DouweM has the right answer as far as the friendly urls are concerned.
As for the CSS, it is probably because you are using relative URLs in your link tags:
<link rel="stylesheet" href="site.css"/>
Change those to absolute URLs and it should solve that problem:
<link rel="stylesheet" href="/site.css"/>
The reason for this is that the browser makes the request for the CSS based on the directory it thinks it is in, even though your URL rewriting is changing that. So, if the url is http://mysite.com/suggestions/ and you are using relative urls, the browser will request the css as http://mysite.com/suggestions/site.css which of course doesn't exist.

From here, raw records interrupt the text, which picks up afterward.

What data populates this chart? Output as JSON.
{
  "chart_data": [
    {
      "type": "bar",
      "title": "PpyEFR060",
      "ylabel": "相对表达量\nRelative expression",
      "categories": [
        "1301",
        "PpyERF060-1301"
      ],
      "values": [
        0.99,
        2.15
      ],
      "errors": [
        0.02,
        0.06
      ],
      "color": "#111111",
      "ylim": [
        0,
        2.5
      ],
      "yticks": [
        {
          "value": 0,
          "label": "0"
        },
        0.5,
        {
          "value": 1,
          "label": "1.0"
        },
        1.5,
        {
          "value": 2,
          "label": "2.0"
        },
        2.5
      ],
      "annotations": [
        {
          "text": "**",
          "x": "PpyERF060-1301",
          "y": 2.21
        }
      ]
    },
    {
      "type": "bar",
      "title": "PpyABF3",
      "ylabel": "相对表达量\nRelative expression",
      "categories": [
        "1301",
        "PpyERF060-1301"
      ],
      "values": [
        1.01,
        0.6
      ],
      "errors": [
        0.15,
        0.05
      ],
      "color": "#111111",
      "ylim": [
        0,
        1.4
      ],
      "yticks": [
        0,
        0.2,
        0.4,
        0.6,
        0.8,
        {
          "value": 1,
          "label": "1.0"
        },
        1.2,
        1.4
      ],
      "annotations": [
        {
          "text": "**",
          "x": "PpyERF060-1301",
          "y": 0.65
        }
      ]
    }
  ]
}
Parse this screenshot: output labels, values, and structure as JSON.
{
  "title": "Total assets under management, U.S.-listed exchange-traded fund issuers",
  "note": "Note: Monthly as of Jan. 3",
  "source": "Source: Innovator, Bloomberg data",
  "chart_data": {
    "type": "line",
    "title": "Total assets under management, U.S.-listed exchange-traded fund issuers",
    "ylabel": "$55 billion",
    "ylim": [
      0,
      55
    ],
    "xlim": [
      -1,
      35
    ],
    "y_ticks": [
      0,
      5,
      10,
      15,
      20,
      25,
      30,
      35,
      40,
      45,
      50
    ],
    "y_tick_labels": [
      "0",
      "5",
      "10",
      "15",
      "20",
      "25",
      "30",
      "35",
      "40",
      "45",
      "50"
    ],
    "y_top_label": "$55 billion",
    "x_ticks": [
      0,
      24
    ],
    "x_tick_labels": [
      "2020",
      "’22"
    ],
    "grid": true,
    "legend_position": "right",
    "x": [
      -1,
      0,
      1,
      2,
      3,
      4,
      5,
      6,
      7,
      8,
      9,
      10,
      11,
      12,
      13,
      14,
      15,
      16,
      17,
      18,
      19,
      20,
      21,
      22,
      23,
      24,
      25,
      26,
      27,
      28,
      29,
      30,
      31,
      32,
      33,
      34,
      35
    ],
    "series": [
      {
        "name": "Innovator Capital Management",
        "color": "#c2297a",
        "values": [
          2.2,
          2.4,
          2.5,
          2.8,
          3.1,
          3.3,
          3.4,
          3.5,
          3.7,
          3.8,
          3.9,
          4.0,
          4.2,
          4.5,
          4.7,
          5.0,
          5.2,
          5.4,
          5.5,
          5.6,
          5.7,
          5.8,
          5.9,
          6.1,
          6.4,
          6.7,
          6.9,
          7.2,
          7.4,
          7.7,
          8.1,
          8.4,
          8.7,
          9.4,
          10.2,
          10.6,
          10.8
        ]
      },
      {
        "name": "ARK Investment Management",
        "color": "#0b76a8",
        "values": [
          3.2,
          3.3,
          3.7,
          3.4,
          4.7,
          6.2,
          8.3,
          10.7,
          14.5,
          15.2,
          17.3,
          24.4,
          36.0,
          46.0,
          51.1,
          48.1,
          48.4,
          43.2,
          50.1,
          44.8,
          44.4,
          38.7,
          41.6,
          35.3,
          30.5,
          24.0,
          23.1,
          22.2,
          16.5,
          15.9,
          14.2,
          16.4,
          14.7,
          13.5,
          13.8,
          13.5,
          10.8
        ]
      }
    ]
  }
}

www.oursite.com/suggestions.php is to suggestions.php
www.oursite.com/suggestions also loads the php fine
You probably have a .htaccess file that first checks whether or not a file of that name exists, and if it does serves it, then, if it doesn't, tries to route it to a php script.
www.oursite.com/suggestions/ loads the php, but no css is applied
The / means your browser considers '/suggestions/' a directory. If suggestions.php outputs HTML that contains a relative <link> to a stylesheet, e.g. <link href="style.css">, your browser will request www.oursite.com/suggestions/style.css, rather than www.oursite.com/style.css as in the previous two cases.
www.oursite.com/suggestions/anything
Same as the previous case, your browser will request the wrong css file, since it considers '/suggestions/' a directory. (For a potential fix, take a look at Eric Petroelje's answer.)
As DouweM said, though, your best bet is to look directly at your .htaccess file and figure out what it does.